Human After All
Does anyone really expect Daft Punk to save anything except the receipts for their latest equipment? The pre- emptive hand-wringing by the rabidly curious over the paucity of ideas, sonics, grooves, and feeling on the French house duo's Human After All reads like sweet vindication for folks who found the vocoders, cheese, Francophilia if not Francophonics, and extreme repetition of 1997's Homework and 2001's Discovery as deadeningly stupid as disco's detractors have always said disco was. But it's the believers I'm worried about, because I was one myself once. So let's concede that Human is a major disappointment. But heartbreaking? Mostly, it shows us what Daft Punk sounds like to people who have no use whatsoever for low-pass filters, robot divas, keytars, unchanging 4/4 all night long, or the gloss that is their greatest asset. On Discovery, every shimmering surface conjured an aural utopia that offset and deepened the duo's knowingness, demanding you be swept away if you're a fan, in on the joke if you're a skeptic, and both if you're paying any attention at all. Human is determinedly monochromatic aurally, compositionally, and moodwise. Gosh, they really are robots—the music is flat, barely inflected, sitting there like a vending machine waiting patiently for your quarters.
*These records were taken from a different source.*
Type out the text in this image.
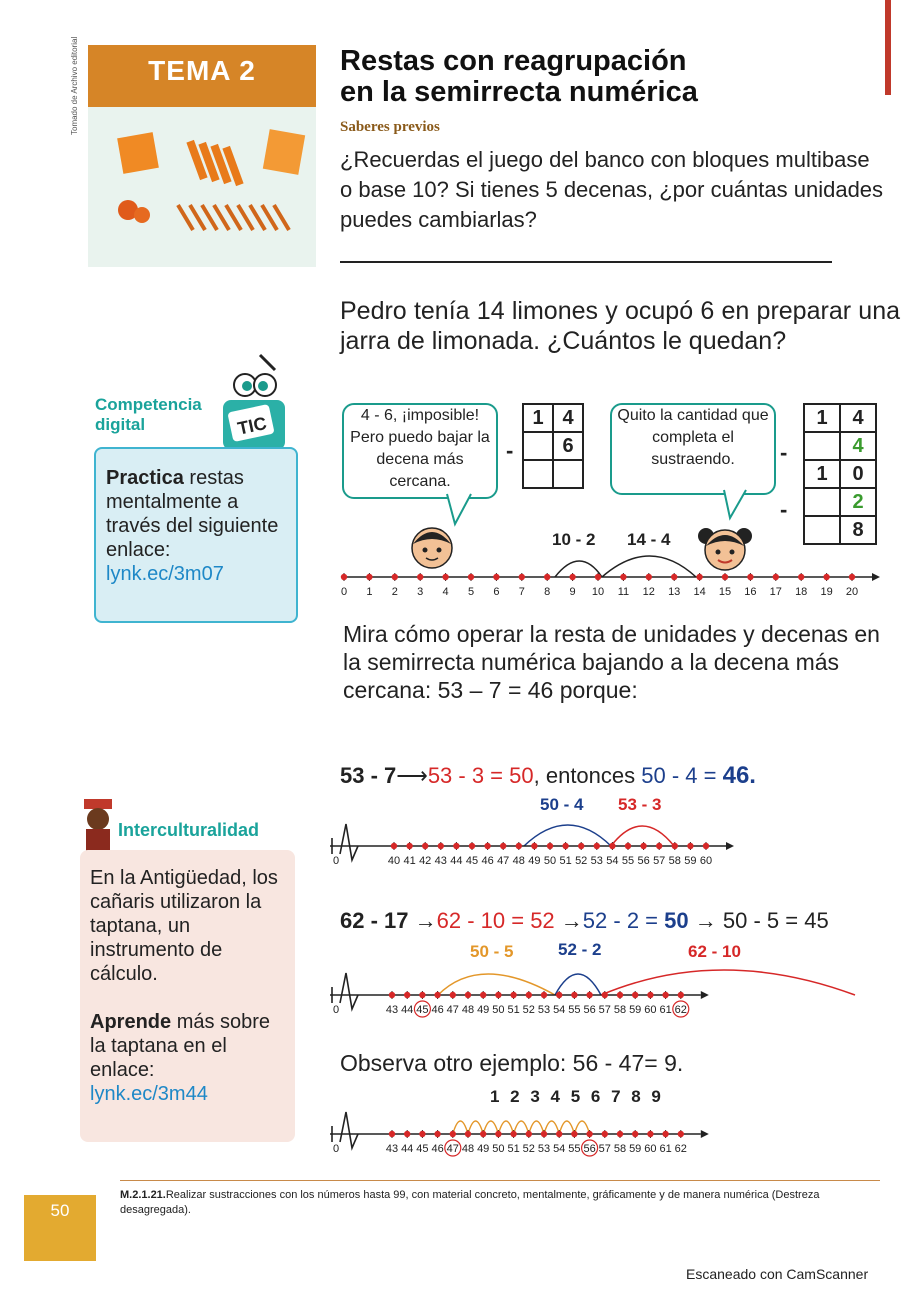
TEMA 2
Tomado de Archivo editorial	Restas con reagrupación
en la semirrecta numérica
Saberes previos
¿Recuerdas el juego del banco con bloques multibase o base 10? Si tienes 5 decenas, ¿por cuántas unidades puedes cambiarlas?
Pedro tenía 14 limones y ocupó 6 en preparar una jarra de limonada. ¿Cuántos le quedan?
Competencia
digital	TIC
Practica restas mentalmente a través del siguiente enlace:
lynk.ec/3m07
4 - 6, ¡imposible! Pero puedo bajar la decena más cercana.
-
1	4
	6

Quito la cantidad que completa el sustraendo.	-
-
1	4
	4
1	0
	2
	8
10 - 2 14 - 4
0 1 2 3 4 5 6 7 8 9 10 11 12 13 14 15 16 17 18 19 20
Mira cómo operar la resta de unidades y decenas en la semirrecta numérica bajando a la decena más cercana: 53 – 7 = 46 porque:
53 - 7⟶53 - 3 = 50, entonces 50 - 4 = 46.
50 - 4 53 - 3
0	40 41 42 43 44 45 46 47 48 49 50 51 52 53 54 55 56 57 58 59 60
62 - 17 →62 - 10 = 52 →52 - 2 = 50 → 50 - 5 = 45
50 - 5	52 - 2	62 - 10
0	43 44 45 46 47 48 49 50 51 52 53 54 55 56 57 58 59 60 61 62
Observa otro ejemplo: 56 - 47= 9.
1 2 3 4 5 6 7 8 9
0	43 44 45 46 47 48 49 50 51 52 53 54 55 56 57 58 59 60 61 62
Interculturalidad
En la Antigüedad, los cañaris utilizaron la taptana, un instrumento de cálculo.
Aprende más sobre la taptana en el enlace:
lynk.ec/3m44
M.2.1.21.Realizar sustracciones con los números hasta 99, con material concreto, mentalmente, gráficamente y de manera numérica (Destreza desagregada).
50
Escaneado con CamScanner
Apart from the single "Robot Rock," which punches up Breakwater's 1980 funk obscurity "Release the Beast" with a sub–Shep Pettibone re-edit, and "Technologic," which figures Discovery's "Harder, Better, Faster, Stronger" might sound nice in demo form and is just barely right, nothing here registers save "The Brainwasher," which appears to be a third-rate parody of circa-'92 Eurorave, only with better filters and not as much propulsion. The rest is less funny. MICHAELANGELO MATOS
I was too late to enjoy grunge in its natural environs, my time here postdating the original Sub Pop singles club by about 10 years. Luckily for fellow late bloomers, the Valley's debut doesn't simply spray Febreze on old flannel. Dan Beloit's guitar sounds skuzzy and primal, like it's been filtered through a Chevy transmission instead of an amp. The Valley is a messy affair, tuneful enough for a cathartic sing-along and raucous enough for a tornado of twisted sneakers and stringy hair. The fist-pumping shout-along "On Swallows Nest" has the mojo of Dad's car, stolen for the afternoon and cruising I-5. "Instant Winter" kick-starts like another teenage riot, Foo Fighters' "Monkey Wrench," launching into a love buzz over Beloit's heroic lead guitar like bubblegum pop stuck in pavement. Beloit's chorus, "Doesn't really ma-aaa-tter," is a fist thrower. A top-heavy boom combined with Jim Laws' upswing drum in "Emergency" kicks through familiar territory—demented Nuggets co-stars Electric Prunes and the Elastik Band—while "Kisses, Hugs and Prescription Drugs" begins taut and stretches its legs with enough feedback to send the kids for earplugs. Lastly, in a move that doesn't quite suit them, the Valley find their way into the arena by eight-minute-plus closer "New No. 2." Its Bic-waving glory smells like something else. Incense, maybe. KATE SILVER
The Valley play Crocodile Cafe with Alta May and Beautiful Mothers at 9 p.m. Thurs., May 26. $6.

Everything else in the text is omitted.